Momenteel vinden we op de markt zowel de oude, traditionele grappa als de huidige, op meer moderne wijze gemaakte grappa. De aroma’s en de textuur van de hedendaagse grappa’s zijn veel fijner in balans dan vroeger.
Veel topproducenten geven aan het product grappa een luxueuze meerwaarde door ze te bottelen in visueel aantrekkelijke, moderne of beschilderde flessen met speciale kurken met lintjes, kaarsvet, gouden kapjes, enz… Voor vele Italiëbezoekers zijn het vaak ideale geschenken om mee te nemen voor het thuisfront. Berta verpakt de betere grappa’s in mooie houten dozen.

De toename van de vraag naar kwaliteitsgrappa heeft tot een geweldige ‘grappa-boom’ geleid en het aantal merken en producenten over heel Italië valt tegenwoordig nauwelijks te overzien.
Er is voor elk wat wils: gaande van het spotgoedkope matige en vaak naamloze goedje dat men weleens kan proeven bij een wijnboer tijdens een reis te velde (maar dat alleen lekker is omwille van de leuke herinneringen die eraan kleven), tot het dure exquise flesje dat op een werkelijk speciale gelegenheid wacht.
Omwille van de natuurlijke manier van verfijning in de grappaproductie is de ‘grappamaker’ het equivalent van de wijnmaker. Tegenwoordig wordt grappa uitsluitend geproduceerd door ervaren oenologen. Hij of zij hebben de verantwoordelijkheid over de totale productie, de geur, de smaak en de kwaliteit van de grappa.
Iedere grappa moet traag en aandachtig en met gezond verstand worden geproefd, de geur gevolgd door de smaak spelen de belangrijkste rol, net zoals bij het proeven van de beste wijnen.
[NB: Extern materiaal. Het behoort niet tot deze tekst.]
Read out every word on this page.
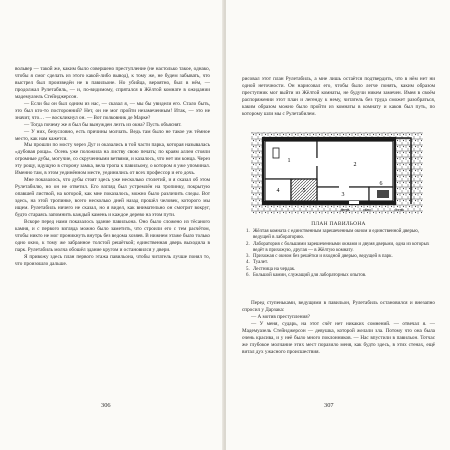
вольвер — такой же, каким было совершено преступление (не настолько такое, однако, чтобы я смог сделать из этого какой-либо вывод), к тому же, не будем забывать, что выстрел был произведён не в павильоне. Но убийца, вероятно, был в нём, — продолжал Рулетабиль, — и, по-видимому, спрятался в Жёлтой комнате в ожидании мадемуазель Стейнджерсон.

— Если бы он был одним из нас, — сказал я, — мы бы увидели его. Стало быть, это был кто-то посторонний? Нет, он не мог пройти незамеченным! Итак, — это не значит, что… — воскликнул он. — Вот полковник де Марке?

— Тогда почему же я был бы вынужден лезть из окна? Пусть объяснят.

— У них, безусловно, есть причины молчать. Ведь там было не такое уж тёмное место, как нам кажется.

Мы прошли по мосту через Дуг и оказались в той части парка, которая называлась «дубовая роща». Осень уже положила на листву свою печать; по краям аллеи стояли огромные дубы, могучие, со скрученными ветвями, и казалось, что нет им конца. Через эту рощу, идущую в сторону замка, вела тропа к павильону, о котором я уже упоминал. Именно там, в этом уединённом месте, уединились от всех профессор и его дочь.

Мне показалось, что дубы стоят здесь уже несколько столетий, и я сказал об этом Рулетабилю, но он не ответил. Его взгляд был устремлён на тропинку, покрытую опавшей листвой, на которой, как мне показалось, можно было различить следы. Вот здесь, на этой тропинке, всего несколько дней назад прошёл человек, которого мы ищем. Рулетабиль ничего не сказал, но я видел, как внимательно он смотрит вокруг, будто стараясь запомнить каждый камень и каждое дерево на этом пути.

Вскоре перед нами показалось здание павильона. Оно было сложено из тёсаного камня, и с первого взгляда можно было заметить, что строили его с тем расчётом, чтобы никто не мог проникнуть внутрь без ведома хозяев. В нижнем этаже было только одно окно, к тому же забранное толстой решёткой; единственная дверь выходила в парк. Рулетабиль молча обошёл здание кругом и остановился у двери.

Я привожу здесь план первого этажа павильона, чтобы читатель лучше понял то, что произошло дальше.

306

рисовал этот план Рулетабиль, а мне лишь остаётся подтвердить, что в нём нет ни одной неточности. Он нарисовал его, чтобы было легче понять, каким образом преступник мог выйти из Жёлтой комнаты, не будучи никем замечен. Имея в своём распоряжении этот план и легенду к нему, читатель без труда сможет разобраться, каким образом можно было пройти из комнаты в комнату и каков был путь, по которому шли мы с Рулетабилем.

1
2
3
4	5
6
дверь	окно	стена
ПЛАН ПАВИЛЬОНА
1. Жёлтая комната с единственным зарешеченным окном и единственной дверью, ведущей в лабораторию.
2. Лаборатория с большими зарешеченными окнами и двумя дверьми, одна из которых ведёт в прихожую, другая — в Жёлтую комнату.
3. Прихожая с окном без решётки и входной дверью, ведущей в парк.
4. Туалет.
5. Лестница на чердак.
6. Большой камин, служащий для лабораторных опытов.

Перед ступеньками, ведущими в павильон, Рулетабиль остановился и внезапно спросил у Дарзака:

— А мотив преступления?

— У меня, сударь, на этот счёт нет никаких сомнений. — отвечал я. — Мадемуазель Стейнджерсон — девушка, которой желали зла. Потому что она была очень красива, и у неё было много поклонников. — Нас впустили в павильон. Тотчас же глубокое молчание этих мест поразило меня, как будто здесь, в этих стенах, ещё витал дух ужасного происшествия.

307
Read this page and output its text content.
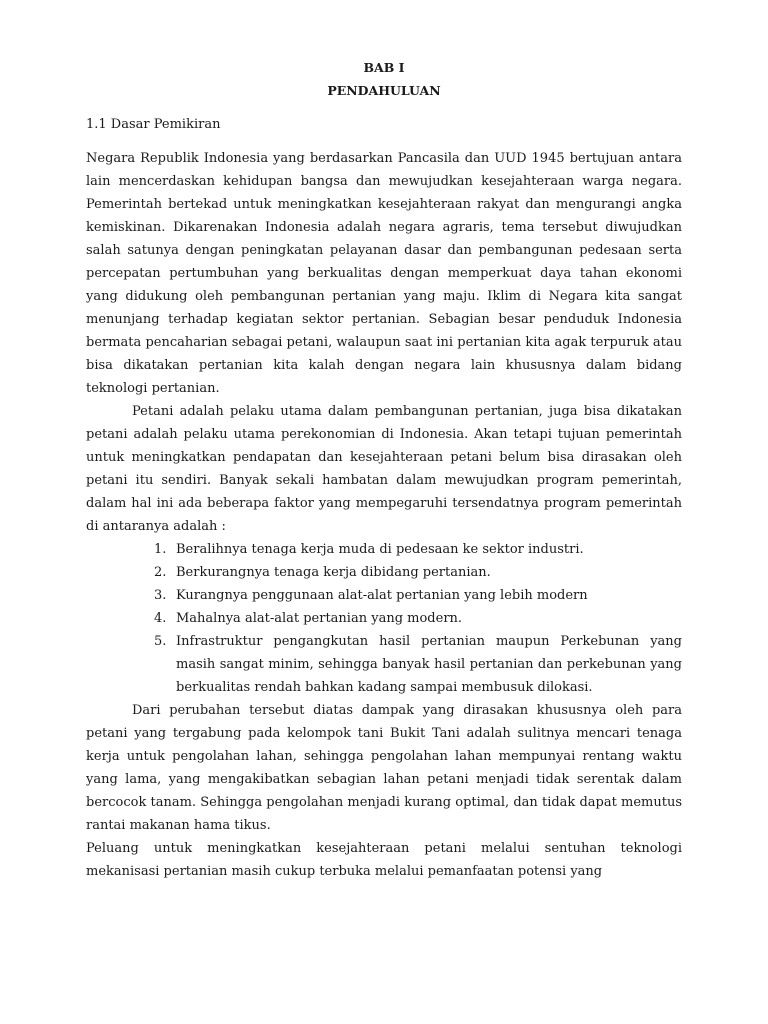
BAB I
PENDAHULUAN
1.1 Dasar Pemikiran

Negara Republik Indonesia yang berdasarkan Pancasila dan UUD 1945 bertujuan antara lain mencerdaskan kehidupan bangsa dan mewujudkan kesejahteraan warga negara. Pemerintah bertekad untuk meningkatkan kesejahteraan rakyat dan mengurangi angka kemiskinan. Dikarenakan Indonesia adalah negara agraris, tema tersebut diwujudkan salah satunya dengan peningkatan pelayanan dasar dan pembangunan pedesaan serta percepatan pertumbuhan yang berkualitas dengan memperkuat daya tahan ekonomi yang didukung oleh pembangunan pertanian yang maju. Iklim di Negara kita sangat menunjang terhadap kegiatan sektor pertanian. Sebagian besar penduduk Indonesia bermata pencaharian sebagai petani, walaupun saat ini pertanian kita agak terpuruk atau bisa dikatakan pertanian kita kalah dengan negara lain khususnya dalam bidang teknologi pertanian.

Petani adalah pelaku utama dalam pembangunan pertanian, juga bisa dikatakan petani adalah pelaku utama perekonomian di Indonesia. Akan tetapi tujuan pemerintah untuk meningkatkan pendapatan dan kesejahteraan petani belum bisa dirasakan oleh petani itu sendiri. Banyak sekali hambatan dalam mewujudkan program pemerintah, dalam hal ini ada beberapa faktor yang mempegaruhi tersendatnya program pemerintah di antaranya adalah :

1. Beralihnya tenaga kerja muda di pedesaan ke sektor industri.
2. Berkurangnya tenaga kerja dibidang pertanian.
3. Kurangnya penggunaan alat-alat pertanian yang lebih modern
4. Mahalnya alat-alat pertanian yang modern.
5. Infrastruktur pengangkutan hasil pertanian maupun Perkebunan yang masih sangat minim, sehingga banyak hasil pertanian dan perkebunan yang berkualitas rendah bahkan kadang sampai membusuk dilokasi.

Dari perubahan tersebut diatas dampak yang dirasakan khususnya oleh para petani yang tergabung pada kelompok tani Bukit Tani adalah sulitnya mencari tenaga kerja untuk pengolahan lahan, sehingga pengolahan lahan mempunyai rentang waktu yang lama, yang mengakibatkan sebagian lahan petani menjadi tidak serentak dalam bercocok tanam. Sehingga pengolahan menjadi kurang optimal, dan tidak dapat memutus rantai makanan hama tikus.

Peluang untuk meningkatkan kesejahteraan petani melalui sentuhan teknologi mekanisasi pertanian masih cukup terbuka melalui pemanfaatan potensi yang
De algemene regel is dat men een jonge witkleurige grappa frisser mag drinken en de betere, oudere grappatypes op kamertemperatuur maar niet té warm, zodat de sublieme smaak volop naar boven komt. Zet je grappa zeker niet in de koelkast.
Het Consorzio Nazionale Grappa raadt aan grappa te serveren in tulpvormige glaasjes en aan een temperatuur tussen de 9 en 13° C voor de jonge grappa’s en voor de rijpere grappa’s ietsjes onder kamertemperatuur (17° C).
In het grappamuseum dat bij de Distellerie Berta hoort, zien we echter vele tientallen glaasjes met allerlei verschillende vormen die doorheen de jaren werden gebruikt. Grappa wordt zelden of nooit gemengd met andere dranken. Wel wordt de drank weleens toegevoegd aan of geserveerd bij koffie, een zogenaamde caffè corretto.

Een oudere grappa is een ideale digestief en wordt als afsluiter van de maaltijd dan ook vaak geproefd samen met koffie of chocolade, een combinatie die bijna perfect is. Ook de hand en het inzicht van de maker zijn ontzettend belangrijk.
Zo heeft het vakmanschap van sommige producenten in Italië bijna mythische proporties aangenomen, al kan dat ook van de prijs worden gezegd. Zodra de fles geopend wordt, ledig je deze best binnen de drie maanden. Grappa bederft niet, maar na verloop van tijd zullen de fijnste fruitige aroma’s toch enigszins vervliegen. En dat zou zonde zijn.